Das Ehegattensplitting war einst dazu gedacht, Kinder zu begünstigen. Heute nützt es den Falschen, meint unser Autor Götz Aly. Ein guter Anlass zur Abschaffung könnte die Entscheidung des Bundestags für eine gleichgeschlechtliche Ehe sein.

Stuttgart - Schön, dass homosexuelle Paare bald standesamtlich heiraten dürfen. Doch sollte mit der Liberalisierung nun endlich auch das steuersparende Ehegattensplitting verschwinden.

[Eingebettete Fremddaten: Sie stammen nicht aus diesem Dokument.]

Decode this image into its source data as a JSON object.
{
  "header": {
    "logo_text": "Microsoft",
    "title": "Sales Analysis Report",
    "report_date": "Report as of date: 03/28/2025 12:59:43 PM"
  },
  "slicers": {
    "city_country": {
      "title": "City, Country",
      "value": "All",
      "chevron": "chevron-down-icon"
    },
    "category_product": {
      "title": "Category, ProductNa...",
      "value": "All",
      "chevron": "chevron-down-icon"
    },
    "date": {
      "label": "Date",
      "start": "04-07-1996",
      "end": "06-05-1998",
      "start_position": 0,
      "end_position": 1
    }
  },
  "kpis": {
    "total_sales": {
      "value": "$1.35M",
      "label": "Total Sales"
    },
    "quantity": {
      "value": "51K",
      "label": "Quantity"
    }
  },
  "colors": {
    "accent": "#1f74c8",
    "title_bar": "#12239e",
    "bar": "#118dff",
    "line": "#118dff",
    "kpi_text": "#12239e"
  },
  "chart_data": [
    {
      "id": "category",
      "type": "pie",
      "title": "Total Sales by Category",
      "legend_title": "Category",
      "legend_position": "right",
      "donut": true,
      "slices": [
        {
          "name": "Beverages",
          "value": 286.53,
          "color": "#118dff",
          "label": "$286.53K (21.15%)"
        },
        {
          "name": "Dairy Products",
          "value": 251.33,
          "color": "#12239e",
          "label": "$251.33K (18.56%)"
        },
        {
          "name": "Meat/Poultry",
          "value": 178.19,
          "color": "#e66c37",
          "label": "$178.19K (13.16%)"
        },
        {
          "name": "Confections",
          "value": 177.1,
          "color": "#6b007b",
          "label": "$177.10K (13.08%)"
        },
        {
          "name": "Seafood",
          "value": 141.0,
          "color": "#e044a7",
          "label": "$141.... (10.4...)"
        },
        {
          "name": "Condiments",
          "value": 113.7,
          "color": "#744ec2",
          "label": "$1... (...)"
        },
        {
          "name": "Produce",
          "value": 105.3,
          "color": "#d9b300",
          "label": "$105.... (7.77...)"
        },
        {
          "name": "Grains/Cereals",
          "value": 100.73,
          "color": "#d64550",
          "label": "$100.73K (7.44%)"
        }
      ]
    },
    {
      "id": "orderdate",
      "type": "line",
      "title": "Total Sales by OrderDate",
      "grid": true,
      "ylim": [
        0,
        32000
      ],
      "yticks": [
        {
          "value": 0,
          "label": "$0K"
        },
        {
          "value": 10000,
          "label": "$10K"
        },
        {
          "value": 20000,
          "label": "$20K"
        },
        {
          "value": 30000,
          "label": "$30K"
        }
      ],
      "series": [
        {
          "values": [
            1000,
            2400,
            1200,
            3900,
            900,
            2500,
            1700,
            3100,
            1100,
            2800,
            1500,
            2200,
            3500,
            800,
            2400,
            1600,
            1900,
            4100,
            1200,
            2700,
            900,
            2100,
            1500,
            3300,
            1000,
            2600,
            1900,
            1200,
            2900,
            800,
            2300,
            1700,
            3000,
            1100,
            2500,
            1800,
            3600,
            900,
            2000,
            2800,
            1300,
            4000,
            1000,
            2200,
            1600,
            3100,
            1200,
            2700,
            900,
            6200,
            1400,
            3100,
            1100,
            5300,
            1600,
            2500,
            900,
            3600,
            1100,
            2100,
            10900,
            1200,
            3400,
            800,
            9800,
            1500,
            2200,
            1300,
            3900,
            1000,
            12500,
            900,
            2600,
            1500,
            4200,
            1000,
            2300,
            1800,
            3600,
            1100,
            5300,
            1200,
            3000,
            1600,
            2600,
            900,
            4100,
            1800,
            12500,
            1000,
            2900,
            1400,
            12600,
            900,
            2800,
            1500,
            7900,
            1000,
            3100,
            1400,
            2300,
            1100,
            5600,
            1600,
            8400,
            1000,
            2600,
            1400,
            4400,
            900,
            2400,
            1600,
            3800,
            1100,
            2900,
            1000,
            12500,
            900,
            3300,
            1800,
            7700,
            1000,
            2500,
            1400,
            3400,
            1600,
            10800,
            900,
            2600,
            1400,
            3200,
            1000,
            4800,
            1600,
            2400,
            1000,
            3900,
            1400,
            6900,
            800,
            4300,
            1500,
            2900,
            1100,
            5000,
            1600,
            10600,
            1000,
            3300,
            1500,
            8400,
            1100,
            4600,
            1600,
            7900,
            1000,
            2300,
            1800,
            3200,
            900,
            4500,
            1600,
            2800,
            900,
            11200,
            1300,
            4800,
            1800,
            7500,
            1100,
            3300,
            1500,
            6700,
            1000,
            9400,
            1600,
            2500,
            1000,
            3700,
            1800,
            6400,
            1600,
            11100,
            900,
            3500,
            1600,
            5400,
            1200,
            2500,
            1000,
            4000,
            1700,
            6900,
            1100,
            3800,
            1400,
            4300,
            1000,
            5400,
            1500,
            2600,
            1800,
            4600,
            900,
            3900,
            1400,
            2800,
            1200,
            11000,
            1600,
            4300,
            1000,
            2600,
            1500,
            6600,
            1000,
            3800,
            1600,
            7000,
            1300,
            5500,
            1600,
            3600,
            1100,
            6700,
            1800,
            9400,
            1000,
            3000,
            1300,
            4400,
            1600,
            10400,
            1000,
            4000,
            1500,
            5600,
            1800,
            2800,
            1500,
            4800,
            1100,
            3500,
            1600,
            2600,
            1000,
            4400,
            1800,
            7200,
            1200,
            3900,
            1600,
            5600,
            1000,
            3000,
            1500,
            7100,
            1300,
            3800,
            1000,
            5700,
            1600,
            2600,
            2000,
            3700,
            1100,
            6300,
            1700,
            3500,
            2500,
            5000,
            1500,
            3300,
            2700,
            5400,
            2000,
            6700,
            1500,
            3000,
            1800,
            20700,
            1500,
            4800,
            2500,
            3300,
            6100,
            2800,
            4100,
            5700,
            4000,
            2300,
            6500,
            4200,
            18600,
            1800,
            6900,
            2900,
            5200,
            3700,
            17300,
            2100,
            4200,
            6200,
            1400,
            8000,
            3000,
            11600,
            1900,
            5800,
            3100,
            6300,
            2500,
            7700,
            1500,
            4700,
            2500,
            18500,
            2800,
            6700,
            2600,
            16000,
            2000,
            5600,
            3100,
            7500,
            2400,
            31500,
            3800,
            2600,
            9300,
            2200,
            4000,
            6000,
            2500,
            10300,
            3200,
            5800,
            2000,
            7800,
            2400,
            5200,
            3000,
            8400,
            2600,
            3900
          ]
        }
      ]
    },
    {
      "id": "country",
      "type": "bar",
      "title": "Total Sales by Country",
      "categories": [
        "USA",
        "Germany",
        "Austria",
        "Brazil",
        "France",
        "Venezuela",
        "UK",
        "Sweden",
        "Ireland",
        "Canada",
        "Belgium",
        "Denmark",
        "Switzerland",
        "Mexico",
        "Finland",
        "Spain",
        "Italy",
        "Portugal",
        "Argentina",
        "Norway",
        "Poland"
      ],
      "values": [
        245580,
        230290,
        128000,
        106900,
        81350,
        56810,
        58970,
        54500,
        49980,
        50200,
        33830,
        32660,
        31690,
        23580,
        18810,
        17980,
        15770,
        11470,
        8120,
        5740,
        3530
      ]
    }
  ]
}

Mit den bis heute gültigen Steuerklassen wurde es im Jahr 1934 auf der Basis eines altväterlichen Ehebilds eingeführt: die Gattin als Hausfrau, Gebärende und Mutter, die dem Herrn Gemahl in jeder Beziehung „aufwartet“. Der zuständige Finanzstaatssekretär Fritz Reinhardt bezweckte mit dem Splitting „die Erzeugung nationalsozialistischen Nachwuchses“, wollte die Arbeitslosigkeit mildern und der „deutschen Mutter“ Suffragettenflausen austreiben. Mittlerweile können Reinhardts Motive als überholt gelten.

 

1958 eingeführt – nach dem Modell von 1934

Nach einer kriegsbedingten Pause wurde das Splitting 1958 wieder eingeführt, dem Modell von 1934 folgend. Das geschah aufgrund einer Vorgabe des Bundesverfassungsgerichts vom 17. Januar 1957. Der Tenor des Beschlusses lautete: „Die Ehe steht als Grundlage des Familienlebens und der Erhaltung und Vermehrung der Nation unter dem besonderen Schutz der Verfassung.“

Dazu zählte das Verfassungsgericht insbesondere „die Reinerhaltung, Gesundung und soziale Förderung der Familie“ und hob hervor, „kinderreiche Familien haben Anspruch auf ausgleichende Fürsorge“. Im Zentrum dieser Interpretation von Artikel 6 des Grundgesetzes und des so begründeten Ehegattensplittings stand die finanzielle Begünstigung von Kindern – nicht von Ehepartnern.

„Biologisch und/oder sozial Elternde“

In der ungut verkürzten parlamentarischen Blitzentscheidung vom 30. Juni 2017 zugunsten der Ehe für Homosexuelle wurde Artikel 6 von den Befürwortern stets so zitiert, als handle er allein von der Ehe. Das ist falsch. In Wahrheit garantiert er den „besonderen Schutz“ von Eheleuten, Familien, Kindern und Müttern. Ja, ausschließlich von Müttern. Im Absatz 4 heißt es nämlich noch recht paternalistisch: „Jede Mutter hat Anspruch auf den Schutz und die Fürsorge der Gemeinschaft.“ Schon deshalb müsste für das Gesetz zur Schwulen- und Lesbenehe der Artikel 6 geändert werden. Der Gedanke, wie das sprachlich geschehen wird, erfüllt mich mit Schrecken. Schließlich sind die Wörter Vater und Mutter mittlerweile in einigen Kreisen verpönt. (Neulich wurde ich regelrecht gezwungen, in einem von mir redigierten Heft für Krippenerzieherinnen statt „Vater-Mutter-Kind-Spiel“ „Eltern-Kind-Spiel“ zu schreiben!) In diesem Stil wird dann im umformulierten Artikel 6 unseres Grundgesetz anstatt von Müttern womöglich noch von „biologisch und/oder sozial Elternden“ die Rede sein. Oh Graus!

Mehr als 35 Prozent der Kinder nichtehelich

Jenseits dessen ergibt sich aus Artikel 6 des Grundgesetzes ein weiteres zwingendes Argument gegen das Splitting. Absatz 5 fordert nämlich, dass für „uneheliche Kinder gleiche Bedingungen“ zu schaffen sind. Da im heutigen Deutschland – anders als im Jahr 1957 – mehr als 35 Prozent der Kinder nichtehelich geboren werden, beinhaltet das Ehegattensplitting eine klare Diskriminierung.

Obwohl einst kinderbegünstigend gedacht, privilegiert das Splitting millionenfach kinderlos Verheiratete und ältere Ehepaare, deren Söhne und Töchter längst flügge sind. Der so eingeheimste Steuervorteil beträgt 20 Milliarden Euro pro Jahr. Würde man diesen Betrag in direkte Leistungen für Kinder umwandeln, dann wäre schnell sehr viel gewonnen.